La petite histoire des mots
Tabou & Bluff

Selon nombre d’analystes, le président russe Vladimir Poutine a une nouvelle fois brisé un « tabou militaire » en brandissant la menace d’un recours aux armes nucléaires, et en affirmant que cette menace n’était pas un « bluff ».
Voilà qui nous amène d’abord au mot « tabou » qui, dans le cas présent, désigne une interdiction ayant caractère universel, voire sacré et dont la transgression est de nature à entraîner un châtiment. Ce mot est d’origine polynésienne. Il a été « importé » en Europe par le navigateur et explorateur britannique James Cook après son premier tour du monde, au cours duquel il fit escale à Tahiti, en avril 1769. On retrouve d’ailleurs le mot « tabou » dans toutes les langues de la Polynésie, sous la forme « tapu » ou « kapu » à propos d’interdits ou de comportements sacrés touchant les ancêtres, les relations sexuelles avec les femmes ou le respect du chef, et désignant ce que les profanes ne peuvent toucher sans commettre un sacrilège. En tahitien, notamment, le contraire de tabou se dit « noa », un terme qui définit ce qui est ordinaire et accessible à tous. Le polynésien « tapu » se transforma en « taboo », une fois adopté par la langue de Shakespeare, à la fin de XVIIIe siècle, puis en « tabou » lorsqu’il fut emprunté par celle de Molière, une ou deux décennies plus tard.
Dans la France laïque de la fin du XIXe siècle, le tabou devint synonyme de péché profane. Le mot fut défini par certains auteurs comme une « prohibition morale », issue des principes judéo-chrétiens. Au XXe siècle l’usage du terme « tabou » dans le langage commun finit par désigner aussi tous les sujets susceptibles de provoquer un certain malaise, même auprès d’une seule personne, et qu’il convient donc d’éviter.
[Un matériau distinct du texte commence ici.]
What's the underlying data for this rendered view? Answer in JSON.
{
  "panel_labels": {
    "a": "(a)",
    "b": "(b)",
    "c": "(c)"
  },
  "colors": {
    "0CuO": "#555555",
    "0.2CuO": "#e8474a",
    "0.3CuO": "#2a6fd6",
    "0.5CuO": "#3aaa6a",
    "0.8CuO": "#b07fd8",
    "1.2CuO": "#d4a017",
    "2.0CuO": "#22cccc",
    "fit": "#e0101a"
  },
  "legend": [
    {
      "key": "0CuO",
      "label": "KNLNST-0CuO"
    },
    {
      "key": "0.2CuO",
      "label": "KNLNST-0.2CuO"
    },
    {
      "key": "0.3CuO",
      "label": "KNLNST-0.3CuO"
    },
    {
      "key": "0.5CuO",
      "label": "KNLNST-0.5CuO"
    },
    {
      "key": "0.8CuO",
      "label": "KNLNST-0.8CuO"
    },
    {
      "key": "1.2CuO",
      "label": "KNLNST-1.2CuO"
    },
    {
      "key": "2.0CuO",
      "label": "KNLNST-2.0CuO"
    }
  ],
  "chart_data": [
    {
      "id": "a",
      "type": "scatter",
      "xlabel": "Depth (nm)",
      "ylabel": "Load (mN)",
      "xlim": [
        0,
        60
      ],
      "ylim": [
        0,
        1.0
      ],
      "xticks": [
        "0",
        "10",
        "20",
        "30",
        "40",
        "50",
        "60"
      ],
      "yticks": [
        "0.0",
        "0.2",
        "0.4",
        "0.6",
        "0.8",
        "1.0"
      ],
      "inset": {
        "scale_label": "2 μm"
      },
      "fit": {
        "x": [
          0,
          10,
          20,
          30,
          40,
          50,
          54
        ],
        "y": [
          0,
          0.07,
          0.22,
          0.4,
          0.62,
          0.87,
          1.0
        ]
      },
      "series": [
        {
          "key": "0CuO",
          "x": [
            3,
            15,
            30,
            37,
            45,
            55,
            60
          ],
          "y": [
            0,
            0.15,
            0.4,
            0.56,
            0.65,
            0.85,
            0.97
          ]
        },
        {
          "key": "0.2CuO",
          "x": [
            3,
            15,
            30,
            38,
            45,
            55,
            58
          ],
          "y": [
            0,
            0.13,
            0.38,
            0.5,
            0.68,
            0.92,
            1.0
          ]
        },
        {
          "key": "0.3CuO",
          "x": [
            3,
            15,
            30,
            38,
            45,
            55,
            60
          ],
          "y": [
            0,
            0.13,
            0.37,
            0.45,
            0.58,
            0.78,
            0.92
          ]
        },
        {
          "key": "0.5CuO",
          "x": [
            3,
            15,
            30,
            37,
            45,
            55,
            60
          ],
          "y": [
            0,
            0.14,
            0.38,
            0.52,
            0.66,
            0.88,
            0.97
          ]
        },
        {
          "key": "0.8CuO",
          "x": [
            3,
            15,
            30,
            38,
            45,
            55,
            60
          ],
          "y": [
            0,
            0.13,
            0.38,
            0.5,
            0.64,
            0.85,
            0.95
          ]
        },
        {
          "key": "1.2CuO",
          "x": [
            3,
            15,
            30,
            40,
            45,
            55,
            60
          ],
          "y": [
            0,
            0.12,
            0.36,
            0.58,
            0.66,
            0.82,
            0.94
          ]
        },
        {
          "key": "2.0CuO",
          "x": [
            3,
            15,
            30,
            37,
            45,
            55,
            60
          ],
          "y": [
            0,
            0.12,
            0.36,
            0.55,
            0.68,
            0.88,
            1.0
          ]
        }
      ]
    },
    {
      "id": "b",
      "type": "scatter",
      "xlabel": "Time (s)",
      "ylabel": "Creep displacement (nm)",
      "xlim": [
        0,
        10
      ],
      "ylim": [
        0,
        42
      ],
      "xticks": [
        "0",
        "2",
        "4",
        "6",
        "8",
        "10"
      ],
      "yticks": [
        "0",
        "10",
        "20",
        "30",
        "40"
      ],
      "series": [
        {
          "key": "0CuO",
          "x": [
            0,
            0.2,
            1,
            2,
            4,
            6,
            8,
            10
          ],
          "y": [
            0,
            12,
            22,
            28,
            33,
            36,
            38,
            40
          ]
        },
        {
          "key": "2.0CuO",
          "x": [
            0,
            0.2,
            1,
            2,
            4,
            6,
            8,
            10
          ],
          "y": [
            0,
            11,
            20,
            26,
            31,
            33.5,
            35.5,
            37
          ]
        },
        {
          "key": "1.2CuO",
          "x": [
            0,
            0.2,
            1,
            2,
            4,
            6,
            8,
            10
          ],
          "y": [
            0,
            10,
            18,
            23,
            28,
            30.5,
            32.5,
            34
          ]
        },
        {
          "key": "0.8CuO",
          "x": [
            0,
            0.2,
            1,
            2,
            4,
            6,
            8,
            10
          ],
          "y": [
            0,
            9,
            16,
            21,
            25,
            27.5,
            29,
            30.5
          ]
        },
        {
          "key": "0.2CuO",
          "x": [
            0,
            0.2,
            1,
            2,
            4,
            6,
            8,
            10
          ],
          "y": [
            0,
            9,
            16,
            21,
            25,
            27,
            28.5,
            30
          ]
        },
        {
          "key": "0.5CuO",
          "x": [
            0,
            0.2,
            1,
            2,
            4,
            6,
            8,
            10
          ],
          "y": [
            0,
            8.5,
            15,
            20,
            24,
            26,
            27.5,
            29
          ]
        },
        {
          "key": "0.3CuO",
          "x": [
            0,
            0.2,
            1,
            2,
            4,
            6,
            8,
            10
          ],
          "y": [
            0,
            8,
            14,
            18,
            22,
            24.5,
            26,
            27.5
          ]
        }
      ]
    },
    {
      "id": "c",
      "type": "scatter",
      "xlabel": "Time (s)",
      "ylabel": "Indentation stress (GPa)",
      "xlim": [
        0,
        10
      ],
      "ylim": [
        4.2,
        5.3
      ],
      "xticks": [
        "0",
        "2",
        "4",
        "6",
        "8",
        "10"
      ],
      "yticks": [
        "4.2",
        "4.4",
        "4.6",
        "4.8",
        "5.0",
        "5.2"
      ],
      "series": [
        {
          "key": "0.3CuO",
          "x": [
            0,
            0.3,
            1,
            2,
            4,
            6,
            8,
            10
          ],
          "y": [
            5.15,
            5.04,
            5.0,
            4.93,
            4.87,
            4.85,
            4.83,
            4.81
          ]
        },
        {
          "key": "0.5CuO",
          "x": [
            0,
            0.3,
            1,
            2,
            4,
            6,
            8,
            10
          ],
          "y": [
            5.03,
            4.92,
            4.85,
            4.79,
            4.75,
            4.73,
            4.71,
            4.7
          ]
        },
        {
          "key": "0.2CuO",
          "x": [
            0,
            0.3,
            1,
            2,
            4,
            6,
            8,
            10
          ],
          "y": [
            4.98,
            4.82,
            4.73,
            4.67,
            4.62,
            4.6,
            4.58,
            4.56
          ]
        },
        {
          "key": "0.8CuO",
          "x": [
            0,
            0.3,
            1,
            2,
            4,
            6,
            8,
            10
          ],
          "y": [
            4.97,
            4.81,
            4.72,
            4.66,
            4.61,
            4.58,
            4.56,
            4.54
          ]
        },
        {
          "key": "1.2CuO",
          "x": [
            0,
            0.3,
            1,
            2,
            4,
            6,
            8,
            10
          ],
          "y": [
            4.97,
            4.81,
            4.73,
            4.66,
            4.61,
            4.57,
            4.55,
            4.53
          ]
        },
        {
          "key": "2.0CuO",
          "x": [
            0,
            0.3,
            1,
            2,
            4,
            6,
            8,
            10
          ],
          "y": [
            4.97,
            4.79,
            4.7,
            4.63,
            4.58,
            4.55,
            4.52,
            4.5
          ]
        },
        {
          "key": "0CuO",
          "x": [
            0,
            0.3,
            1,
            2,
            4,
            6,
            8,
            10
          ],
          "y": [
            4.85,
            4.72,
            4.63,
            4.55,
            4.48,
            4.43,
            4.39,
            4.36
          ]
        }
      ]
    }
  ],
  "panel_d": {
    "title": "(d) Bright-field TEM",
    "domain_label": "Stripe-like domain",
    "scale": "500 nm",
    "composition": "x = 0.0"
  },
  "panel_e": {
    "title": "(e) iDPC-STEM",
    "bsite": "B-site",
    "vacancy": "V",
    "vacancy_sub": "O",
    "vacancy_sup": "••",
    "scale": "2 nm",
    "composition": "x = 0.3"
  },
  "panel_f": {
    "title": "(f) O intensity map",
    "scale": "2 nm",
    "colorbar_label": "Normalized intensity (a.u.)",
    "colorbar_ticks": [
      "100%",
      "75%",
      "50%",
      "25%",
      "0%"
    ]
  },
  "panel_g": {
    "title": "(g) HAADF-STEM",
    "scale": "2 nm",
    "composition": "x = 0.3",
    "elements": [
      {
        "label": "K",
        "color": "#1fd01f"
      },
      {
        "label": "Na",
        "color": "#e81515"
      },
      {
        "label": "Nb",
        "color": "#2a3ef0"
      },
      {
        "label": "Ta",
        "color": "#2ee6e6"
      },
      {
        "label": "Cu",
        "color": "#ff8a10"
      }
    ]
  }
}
Le mot « bluff », quant à lui, dans le sens d’une action visant à tromper son adversaire lors d’une partie de carte, fit son apparition en français vers le milieu du XIXe siècle, emprunté à l’anglais qui l’aurait lui-même piqué au néerlandais « bluffen » qui signifie « fanfaronner ». Le « bluff » consiste à faire croire qu’on a un jeu meilleur que celui qu’on a en réalité pour contraindre l’adversaire à l’abandon. Il existe deux types de bluff : celui, psychologique, appelé « slowpay » par les joueurs de poker qui consiste à induire les adversaires en erreur et les pousser à la faute, et un bluff « rationnel » qui repose sur un comportement volontairement incompréhensible, pour entretenir l’incertitude chez ses adversaires et les empêcher de comprendre ses intentions. C’est manifestement celui suivi par le président russe.